O mundo dá voltas, agora nada acontece da mesma forma e, embora a sentença tenha sido considerada nula pela 8ª Egrégia Turma, o processo foi para análise do Centros Judiciários de Solução de Conflitos e Cidadania (CEJUSC) para que se tentasse acordo entre reclamante e reclamada. A ação que tinha como valor estimado em R$20.000,00, a partir da condução do acordo do CEJUSC, as partes estabeleceram dar quitação total da inicial e do contrato de trabalho, bem como, as ações de números 0021277.54.2019.5.04.0007 e 0020518- 21.2019.5.04.0030 pelo valor de R$4.500,00 a reclamante, ou seja, 22,5% do estimado na reclamação trabalhista e R$450,00 de honorários advocatícios, totalizando R$4.950,00.

Certamente foi a necessidade alimentar em meio à crise de desemprego que fez com que a reclamante aceitasse o valor ínfimo ao que realmente teria direito, todavia, se questiona a que ponto as negociações judiciais são reparadoras e educativas para que as empresas NÃO CONTINUEM VIOLANDO DIREITOS HUMANOS EM ATIVIDADES EMPRESARIAIS.

A rede de Supermercados Zaffari não é um armazém de esquina, como de fato, tinha condições de ofertar um valor mais digno ao que realmente deveria alcançar a quem entregou a sua força de trabalho para aumentar a sua riqueza se expondo diariamente em meio à crise de saúde pública no atendimento ao consumidor, nas paradas de ônibus além desses quando utilizados estarem em horários reduzidos e superlotados.

Foundry /Pixabay

Nesse sentido, em razão do caso é emblemático gostaria de sugerir as Escolas Judiciais de todo país que ao invés de promoverem cursos de negociação trabalhista para empresas, como cursos de formação de prepostos, colocar como prática permanente cursos de Direitos Humanos em Atividades Empresariais, como, de estabelecer dentro da utilização das tecnologias mecanismos de identificação, por meio da busca jurisprudencial, os casos que violem Direitos Humanos nas relações do trabalho porque assim é o que determina o Decreto n. 9.571 de 2018:

Art. 13. O Estado manterá mecanismos de denúncia e reparação judiciais e não judiciais existentes e seus obstáculos e lacunas legais, práticos e outros que possam dificultar o acesso aos mecanismos de reparação, de modo a produzir levantamento técnico sobre mecanismos estatais de reparação das violações de direitos humanos relacionadas com empresas, como:

I – elaborar, junto ao Poder Judiciário e a outros atores, levantamento dos mecanismos judiciais e não judiciais existentes e dos entraves existentes em sua realização e realizar levantamento, sistematização e análise de jurisprudência sobre o tema;

II – propor soluções concretas para tornar o sistema estatal de reparação legítimo, acessível, previsível, equitativo, transparente e participativo;

 

Cabe ao Estado o dever de fiscalizar, prevenir e reparar por mecanismos administrativos e judiciais, como estimular o respeito aos regulamentos instituídos por grandes empresas para que cumpram seus guias de conduta e códigos de ética nas relações com seus empregados e com a comunidade.
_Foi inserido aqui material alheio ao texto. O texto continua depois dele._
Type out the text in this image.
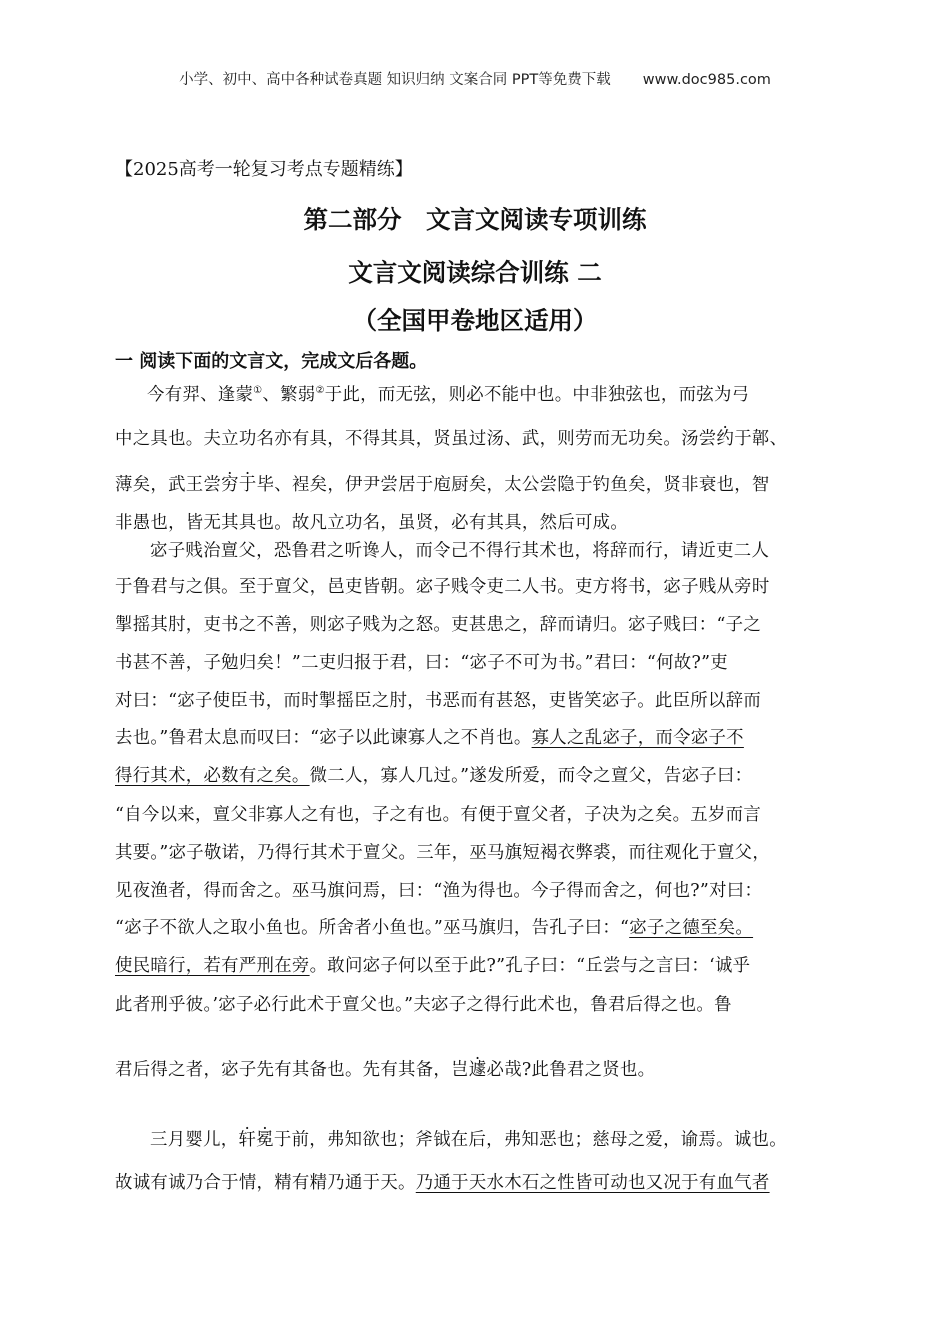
小学、初中、高中各种试卷真题 知识归纳 文案合同 PPT等免费下载 www.doc985.com
【2025高考一轮复习考点专题精练】
第二部分　文言文阅读专项训练
文言文阅读综合训练 二
（全国甲卷地区适用）
一 阅读下面的文言文，完成文后各题。
今有羿、逢蒙①、繁弱②于此，而无弦，则必不能中也。中非独弦也，而弦为弓
中之具也。夫立功名亦有具，不得其具，贤虽过汤、武，则劳而无功矣。汤尝约于郼、
薄矣，武王尝穷于毕、裎矣，伊尹尝居于庖厨矣，太公尝隐于钓鱼矣，贤非衰也，智
非愚也，皆无其具也。故凡立功名，虽贤，必有其具，然后可成。
宓子贱治亶父，恐鲁君之听谗人，而令己不得行其术也，将辞而行，请近吏二人
于鲁君与之俱。至于亶父，邑吏皆朝。宓子贱令吏二人书。吏方将书，宓子贱从旁时
掣摇其肘，吏书之不善，则宓子贱为之怒。吏甚患之，辞而请归。宓子贱曰：“子之
书甚不善，子勉归矣！”二吏归报于君，曰：“宓子不可为书。”君曰：“何故?”吏
对曰：“宓子使臣书，而时掣摇臣之肘，书恶而有甚怒，吏皆笑宓子。此臣所以辞而
去也。”鲁君太息而叹曰：“宓子以此谏寡人之不肖也。寡人之乱宓子，而令宓子不
得行其术，必数有之矣。微二人，寡人几过。”遂发所爱，而令之亶父，告宓子曰：
“自今以来，亶父非寡人之有也，子之有也。有便于亶父者，子决为之矣。五岁而言
其要。”宓子敬诺，乃得行其术于亶父。三年，巫马旗短褐衣弊裘，而往观化于亶父，
见夜渔者，得而舍之。巫马旗问焉，曰：“渔为得也。今子得而舍之，何也?”对曰：
“宓子不欲人之取小鱼也。所舍者小鱼也。”巫马旗归，告孔子曰：“宓子之德至矣。
使民暗行，若有严刑在旁。敢问宓子何以至于此?”孔子曰：“丘尝与之言曰：‘诚乎
此者刑乎彼。’宓子必行此术于亶父也。”夫宓子之得行此术也，鲁君后得之也。鲁
君后得之者，宓子先有其备也。先有其备，岂遽必哉?此鲁君之贤也。
三月婴儿，轩冕于前，弗知欲也；斧钺在后，弗知恶也；慈母之爱，谕焉。诚也。
故诚有诚乃合于情，精有精乃通于天。乃通于天水木石之性皆可动也又况于有血气者
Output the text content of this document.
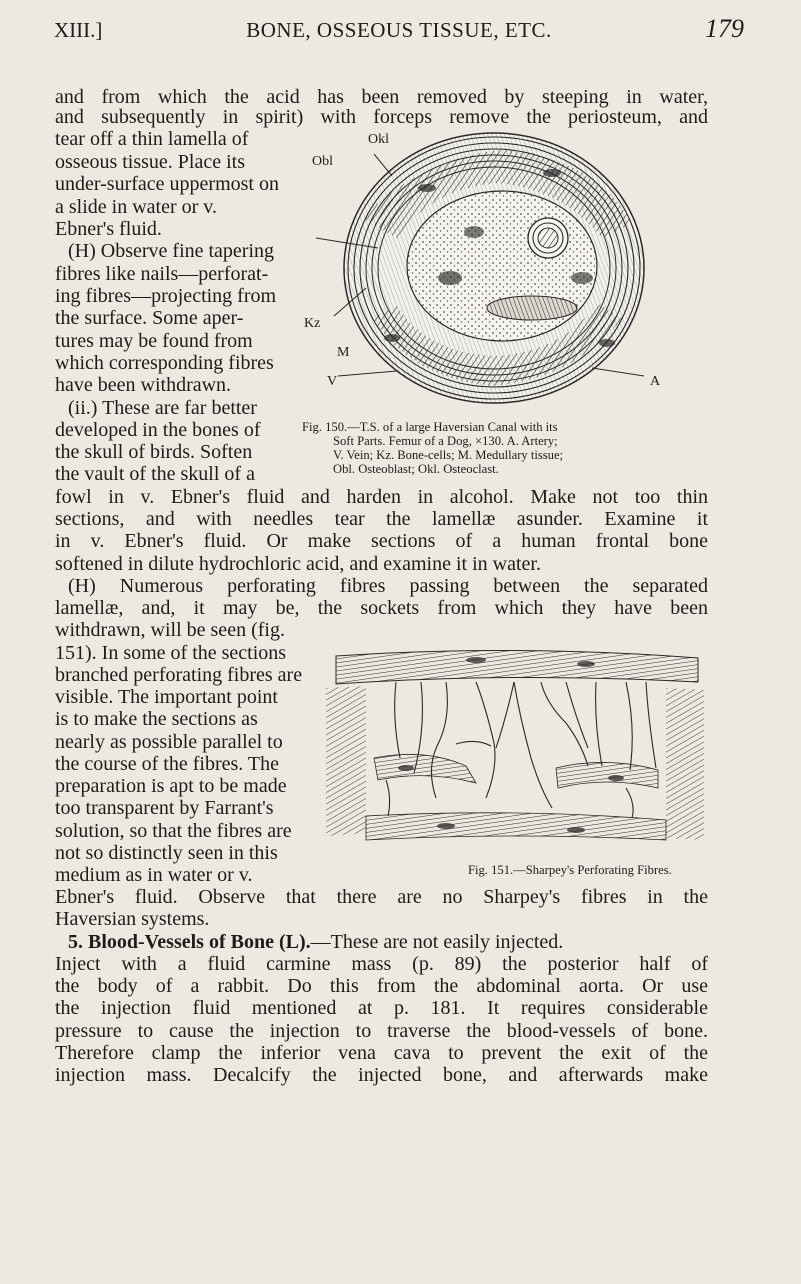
XIII.]	BONE, OSSEOUS TISSUE, ETC.	179
and from which the acid has been removed by steeping in water,
and subsequently in spirit) with forceps remove the periosteum, and
tear off a thin lamella of
osseous tissue. Place its
under-surface uppermost on
a slide in water or v.
Ebner's fluid.
(H) Observe fine tapering
fibres like nails—perforat-
ing fibres—projecting from
the surface. Some aper-
tures may be found from
which corresponding fibres
have been withdrawn.
(ii.) These are far better
developed in the bones of
the skull of birds. Soften
the vault of the skull of a
Okl
Obl
Kz
M
V	A
Fig. 150.—T.S. of a large Haversian Canal with its
Soft Parts. Femur of a Dog, ×130. A. Artery;
V. Vein; Kz. Bone-cells; M. Medullary tissue;
Obl. Osteoblast; Okl. Osteoclast.
fowl in v. Ebner's fluid and harden in alcohol. Make not too thin
sections, and with needles tear the lamellæ asunder. Examine it
in v. Ebner's fluid. Or make sections of a human frontal bone
softened in dilute hydrochloric acid, and examine it in water.
(H) Numerous perforating fibres passing between the separated
lamellæ, and, it may be, the sockets from which they have been
withdrawn, will be seen (fig.
151). In some of the sections
branched perforating fibres are
visible. The important point
is to make the sections as
nearly as possible parallel to
the course of the fibres. The
preparation is apt to be made
too transparent by Farrant's
solution, so that the fibres are
not so distinctly seen in this
medium as in water or v.	Fig. 151.—Sharpey's Perforating Fibres.
Ebner's fluid. Observe that there are no Sharpey's fibres in the
Haversian systems.
5. Blood-Vessels of Bone (L).—These are not easily injected.
Inject with a fluid carmine mass (p. 89) the posterior half of
the body of a rabbit. Do this from the abdominal aorta. Or use
the injection fluid mentioned at p. 181. It requires considerable
pressure to cause the injection to traverse the blood-vessels of bone.
Therefore clamp the inferior vena cava to prevent the exit of the
injection mass. Decalcify the injected bone, and afterwards make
Nós enquanto cidadãos e consumidores, devemos fiscalizar qualquer ato que viole a dignidade humana de trabalhador@s no exercício do seu trabalho por uma cultura ativa de fiscalização para redução de danos sociais e ambientais.

Assim, também chamo a atenção dos advogados e advogadas de trabalhador@s, a que ponto vamos submeter nossos clientes a acordos por tão baixo patamar econômico, se é que podemos falar em “reparatório”? A luta para quem milita do lado mais vulnerável nunca foi fácil justamente pelo poder econômico. Advogados de empresas, grande parte, são remunerados mensalmente, importando numa condição estrutural muito além daqueles que ficam ao lado de quem lhe é negado e violado direitos.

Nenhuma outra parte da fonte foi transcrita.